The Mohawks, however, could not accept her conversion and ridiculed her. Eventually she made a long journey on foot to the Sault mission south of Montreal in Canada, where she could live among other Native American Christians. Early French biographers describe her as solid and joyful. She nursed the sick and dying with remarkable cheer, considering that her own health was precarious. Her joy was so contagious that children were drawn to her for storytelling. She showed a key hallmark of holiness: people wanted to be around her. At her burial there was no mourning, only public rejoicing.
Beyond the brief biography, Kateri stands as a larger symbol for the reverence and repair our environment desperately needs. Thomas Berry in The Dream of the Earth underscores the significance of Native Americans to a country that seems aggressively bent on destroying the earth, greedily exploiting its natural resources. The environmental damage goes back to the first European settlers who saw themselves as “lordly rulers of the continent,” (p. 189) who could dominate it at will. Instead of meeting the indigenous cultures with curiosity and delight, wondering what native people could teach, these pioneers called them “savages” needing redemption. Berry terms this “our compulsive savior instincts. We take up the burden of saving others even when in fact we destroy them.” (p. 182)

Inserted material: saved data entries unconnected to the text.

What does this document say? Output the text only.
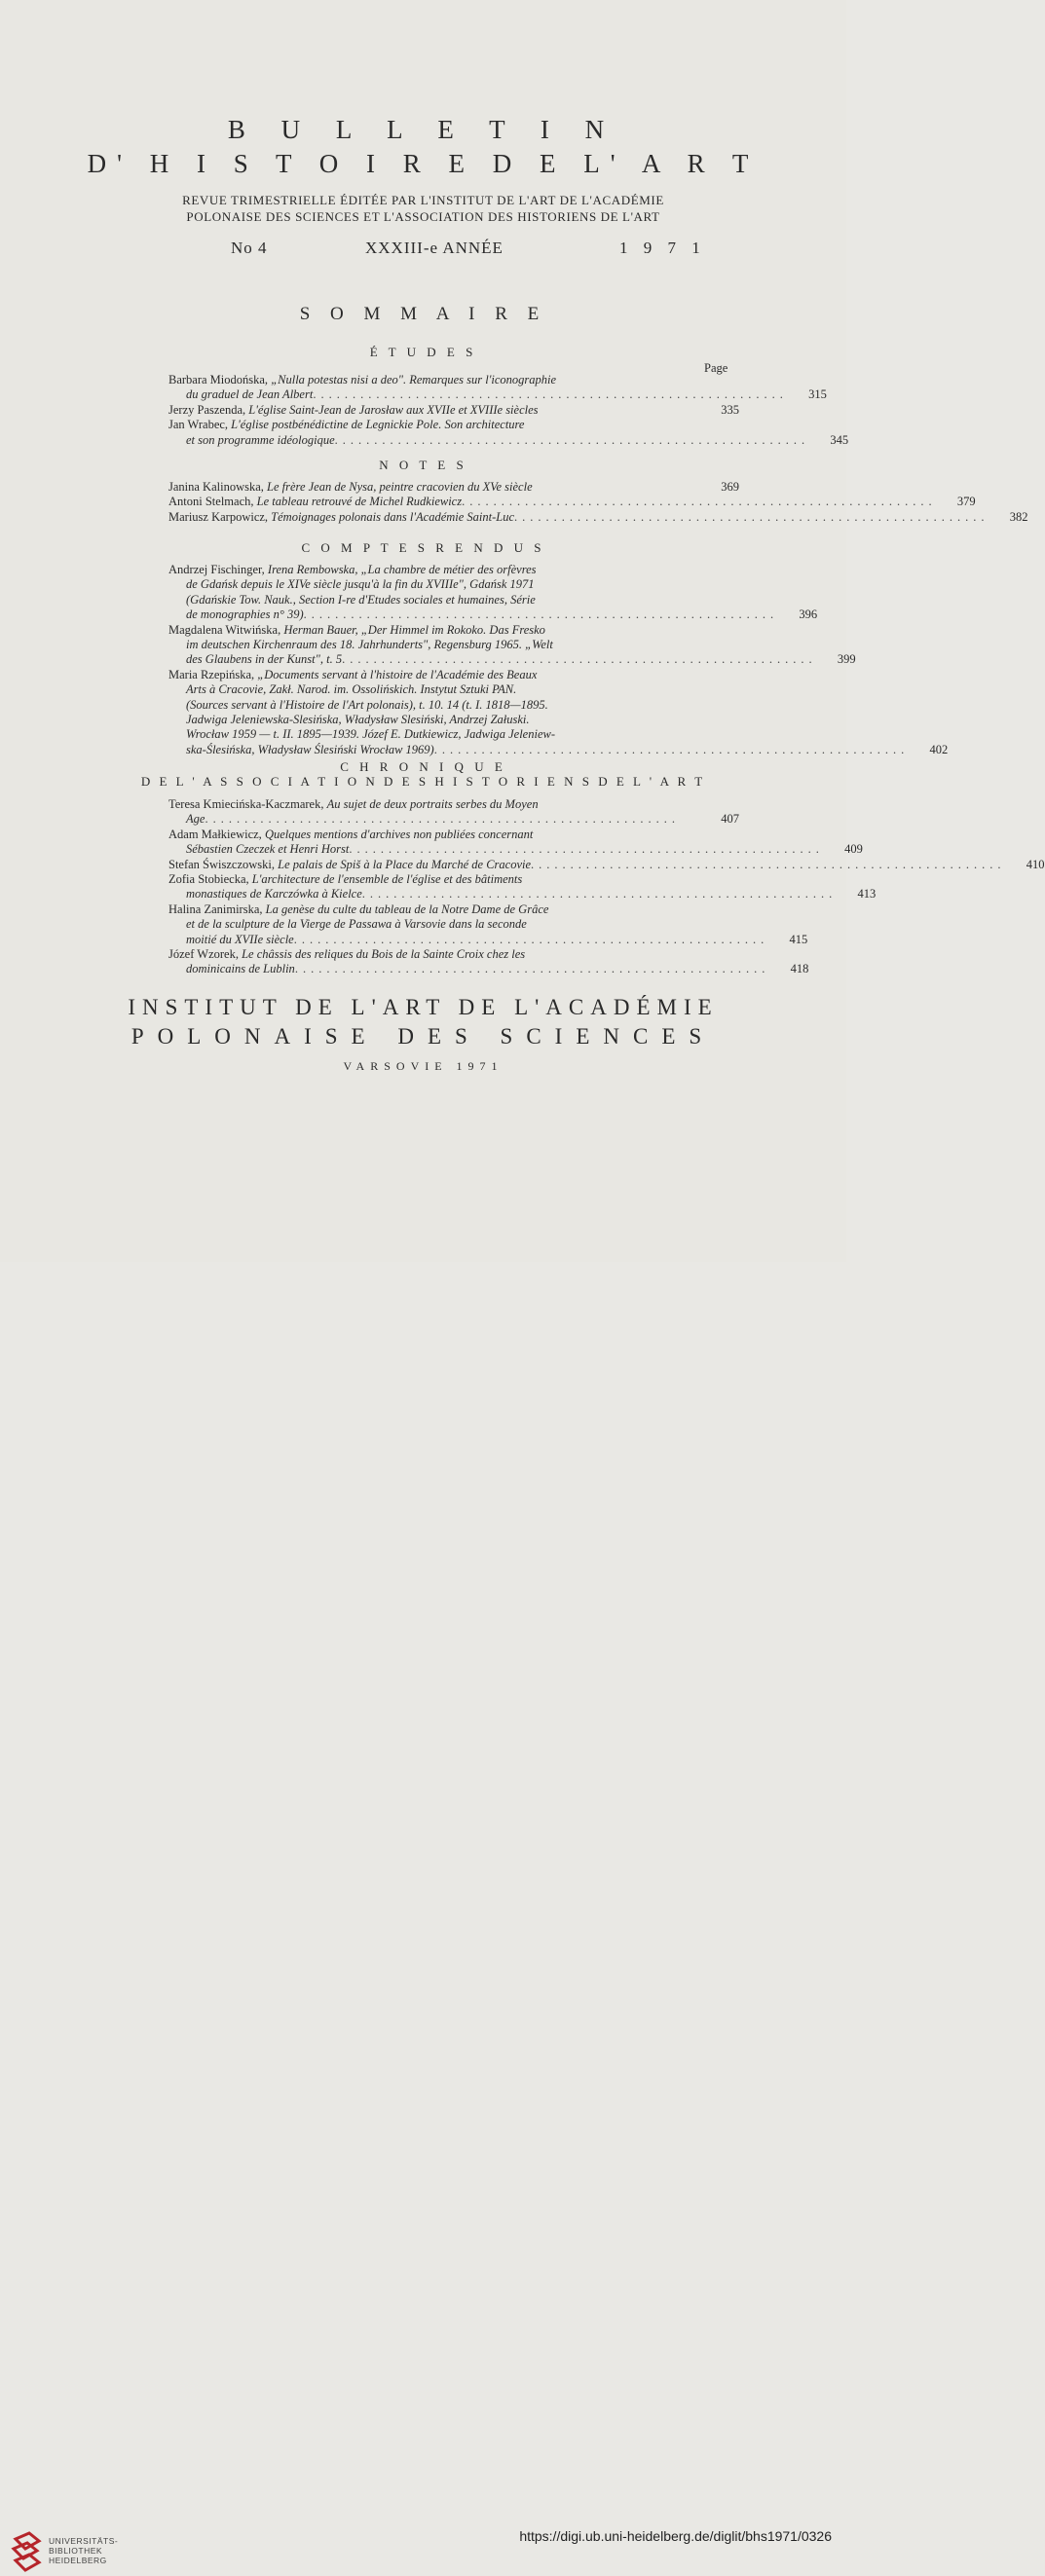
B U L L E T I N
D' H I S T O I R E D E L' A R T
REVUE TRIMESTRIELLE ÉDITÉE PAR L'INSTITUT DE L'ART DE L'ACADÉMIE
POLONAISE DES SCIENCES ET L'ASSOCIATION DES HISTORIENS DE L'ART
No 4	XXXIII-e ANNÉE	1 9 7 1
S O M M A I R E
Page
É T U D E S
Barbara Miodońska, „Nulla potestas nisi a deo". Remarques sur l'iconographie
du graduel de Jean Albert ............................................................	315
Jerzy Paszenda, L'église Saint-Jean de Jarosław aux XVIIe et XVIIIe siècles	335
Jan Wrabec, L'église postbénédictine de Legnickie Pole. Son architecture
et son programme idéologique ............................................................	345
N O T E S
Janina Kalinowska, Le frère Jean de Nysa, peintre cracovien du XVe siècle	369
Antoni Stelmach, Le tableau retrouvé de Michel Rudkiewicz ............................................................	379
Mariusz Karpowicz, Témoignages polonais dans l'Académie Saint-Luc ............................................................	382
C O M P T E S R E N D U S
Andrzej Fischinger, Irena Rembowska, „La chambre de métier des orfèvres
de Gdańsk depuis le XIVe siècle jusqu'à la fin du XVIIIe", Gdańsk 1971
(Gdańskie Tow. Nauk., Section I-re d'Etudes sociales et humaines, Série
de monographies n° 39) ............................................................	396
Magdalena Witwińska, Herman Bauer, „Der Himmel im Rokoko. Das Fresko
im deutschen Kirchenraum des 18. Jahrhunderts", Regensburg 1965. „Welt
des Glaubens in der Kunst", t. 5 ............................................................	399
Maria Rzepińska, „Documents servant à l'histoire de l'Académie des Beaux
Arts à Cracovie, Zakł. Narod. im. Ossolińskich. Instytut Sztuki PAN.
(Sources servant à l'Histoire de l'Art polonais), t. 10. 14 (t. I. 1818—1895.
Jadwiga Jeleniewska-Slesińska, Władysław Slesiński, Andrzej Załuski.
Wrocław 1959 — t. II. 1895—1939. Józef E. Dutkiewicz, Jadwiga Jeleniew-
ska-Ślesińska, Władysław Ślesiński Wrocław 1969) ............................................................	402
C H R O N I Q U E
D E L ' A S S O C I A T I O N D E S H I S T O R I E N S D E L ' A R T
Teresa Kmiecińska-Kaczmarek, Au sujet de deux portraits serbes du Moyen
Age ............................................................	407
Adam Małkiewicz, Quelques mentions d'archives non publiées concernant
Sébastien Czeczek et Henri Horst ............................................................	409
Stefan Świszczowski, Le palais de Spiš à la Place du Marché de Cracovie ............................................................	410
Zofia Stobiecka, L'architecture de l'ensemble de l'église et des bâtiments
monastiques de Karczówka à Kielce ............................................................	413
Halina Zanimirska, La genèse du culte du tableau de la Notre Dame de Grâce
et de la sculpture de la Vierge de Passawa à Varsovie dans la seconde
moitié du XVIIe siècle ............................................................	415
Józef Wzorek, Le châssis des reliques du Bois de la Sainte Croix chez les
dominicains de Lublin ............................................................	418
INSTITUT DE L'ART DE L'ACADÉMIE
POLONAISE DES SCIENCES
VARSOVIE 1971
UNIVERSITÄTS-
BIBLIOTHEK
HEIDELBERG
https://digi.ub.uni-heidelberg.de/diglit/bhs1971/0326
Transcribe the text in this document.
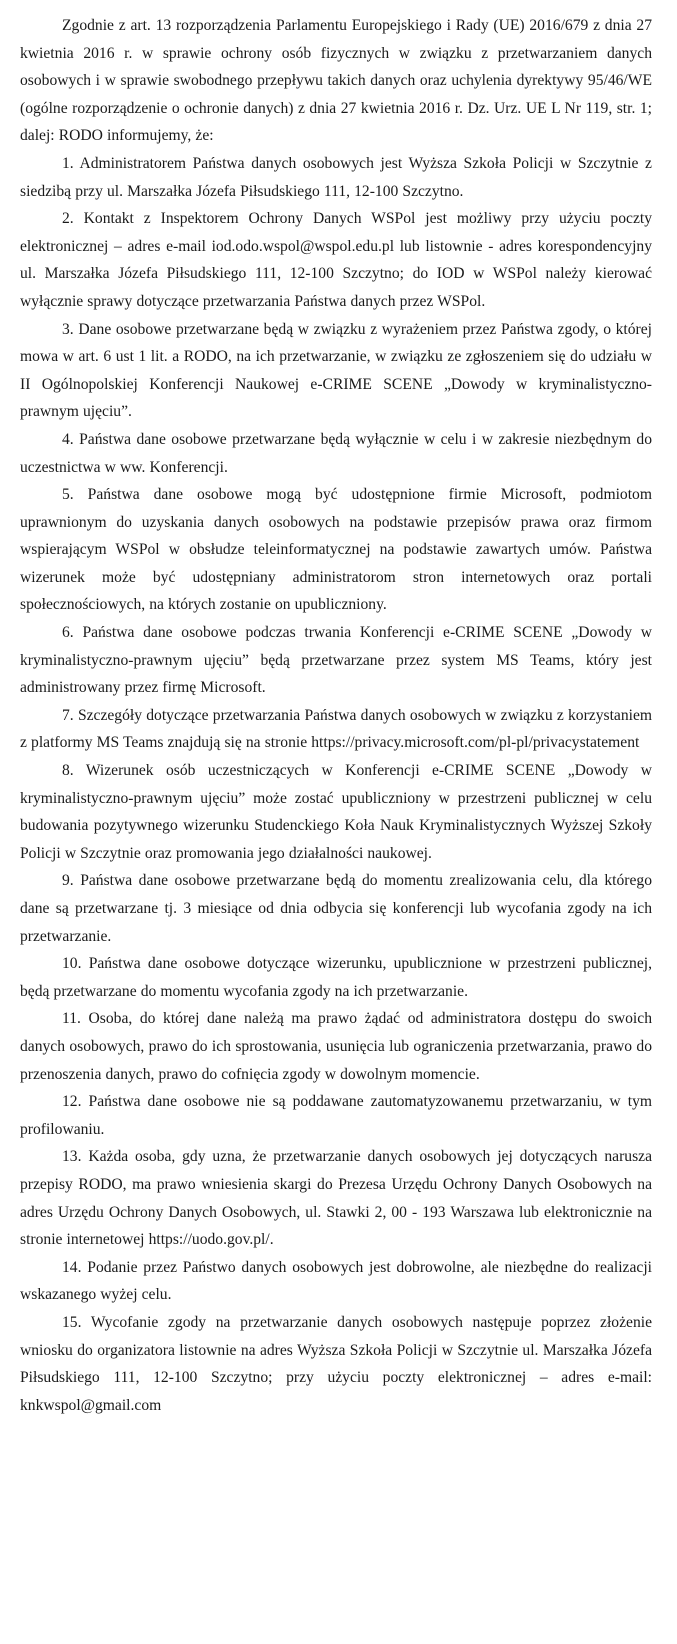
Zgodnie z art. 13 rozporządzenia Parlamentu Europejskiego i Rady (UE) 2016/679 z dnia 27 kwietnia 2016 r. w sprawie ochrony osób fizycznych w związku z przetwarzaniem danych osobowych i w sprawie swobodnego przepływu takich danych oraz uchylenia dyrektywy 95/46/WE (ogólne rozporządzenie o ochronie danych) z dnia 27 kwietnia 2016 r. Dz. Urz. UE L Nr 119, str. 1; dalej: RODO informujemy, że:

1. Administratorem Państwa danych osobowych jest Wyższa Szkoła Policji w Szczytnie z siedzibą przy ul. Marszałka Józefa Piłsudskiego 111, 12-100 Szczytno.

2. Kontakt z Inspektorem Ochrony Danych WSPol jest możliwy przy użyciu poczty elektronicznej – adres e-mail iod.odo.wspol@wspol.edu.pl lub listownie - adres korespondencyjny ul. Marszałka Józefa Piłsudskiego 111, 12-100 Szczytno; do IOD w WSPol należy kierować wyłącznie sprawy dotyczące przetwarzania Państwa danych przez WSPol.

3. Dane osobowe przetwarzane będą w związku z wyrażeniem przez Państwa zgody, o której mowa w art. 6 ust 1 lit. a RODO, na ich przetwarzanie, w związku ze zgłoszeniem się do udziału w II Ogólnopolskiej Konferencji Naukowej e-CRIME SCENE „Dowody w kryminalistyczno-prawnym ujęciu”.

4. Państwa dane osobowe przetwarzane będą wyłącznie w celu i w zakresie niezbędnym do uczestnictwa w ww. Konferencji.

5. Państwa dane osobowe mogą być udostępnione firmie Microsoft, podmiotom uprawnionym do uzyskania danych osobowych na podstawie przepisów prawa oraz firmom wspierającym WSPol w obsłudze teleinformatycznej na podstawie zawartych umów. Państwa wizerunek może być udostępniany administratorom stron internetowych oraz portali społecznościowych, na których zostanie on upubliczniony.

6. Państwa dane osobowe podczas trwania Konferencji e-CRIME SCENE „Dowody w kryminalistyczno-prawnym ujęciu” będą przetwarzane przez system MS Teams, który jest administrowany przez firmę Microsoft.

7. Szczegóły dotyczące przetwarzania Państwa danych osobowych w związku z korzystaniem z platformy MS Teams znajdują się na stronie https://privacy.microsoft.com/pl-pl/privacystatement

8. Wizerunek osób uczestniczących w Konferencji e-CRIME SCENE „Dowody w kryminalistyczno-prawnym ujęciu” może zostać upubliczniony w przestrzeni publicznej w celu budowania pozytywnego wizerunku Studenckiego Koła Nauk Kryminalistycznych Wyższej Szkoły Policji w Szczytnie oraz promowania jego działalności naukowej.

9. Państwa dane osobowe przetwarzane będą do momentu zrealizowania celu, dla którego dane są przetwarzane tj. 3 miesiące od dnia odbycia się konferencji lub wycofania zgody na ich przetwarzanie.

10. Państwa dane osobowe dotyczące wizerunku, upublicznione w przestrzeni publicznej, będą przetwarzane do momentu wycofania zgody na ich przetwarzanie.

11. Osoba, do której dane należą ma prawo żądać od administratora dostępu do swoich danych osobowych, prawo do ich sprostowania, usunięcia lub ograniczenia przetwarzania, prawo do przenoszenia danych, prawo do cofnięcia zgody w dowolnym momencie.

12. Państwa dane osobowe nie są poddawane zautomatyzowanemu przetwarzaniu, w tym profilowaniu.

13. Każda osoba, gdy uzna, że przetwarzanie danych osobowych jej dotyczących narusza przepisy RODO, ma prawo wniesienia skargi do Prezesa Urzędu Ochrony Danych Osobowych na adres Urzędu Ochrony Danych Osobowych, ul. Stawki 2, 00 - 193 Warszawa lub elektronicznie na stronie internetowej https://uodo.gov.pl/.

14. Podanie przez Państwo danych osobowych jest dobrowolne, ale niezbędne do realizacji wskazanego wyżej celu.

15. Wycofanie zgody na przetwarzanie danych osobowych następuje poprzez złożenie wniosku do organizatora listownie na adres Wyższa Szkoła Policji w Szczytnie ul. Marszałka Józefa Piłsudskiego 111, 12-100 Szczytno; przy użyciu poczty elektronicznej – adres e-mail: knkwspol@gmail.com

In the five centuries since the European invasion of the continent, the native tribes suffered physically but won “a moral victory of unique dimensions.” (p. 183) Their spiritual tradition, which might be called a nature mysticism, is exactly what we need now to revitalize our attitudes about our land, seas, forests, and rivers if they are to survive horrific pollution. When clean air and wilderness are dangerously threatened, the Native American approach which regards them as sacred might save the planet. (For more on that topic, see Braiding Sweetgrass by Robin Wall Kimmerer.) In contrast to the lordly rulers of the continent, who could do as they pleased with its resources, Kateri and her people teach “the art of communion with the earth.” In an ironic reversal, “we need their mythic capacity for relation to this continent more than they need our capacity for mechanistic exploitation.” (p. 190)
Kateri and her people understood how human life is physically and spiritually interwoven with the water, sun and soil that sustain us. They appreciated how the splendor of land and sea inspires our sense of the divine. In desperate, last-ditch circumstances now, we need Kateri’s sensitivity to the needs of rivers, waters and valleys, knowing that to extinguish a species is to silence a divine voice, to degrade our habitat is to degrade ourselves.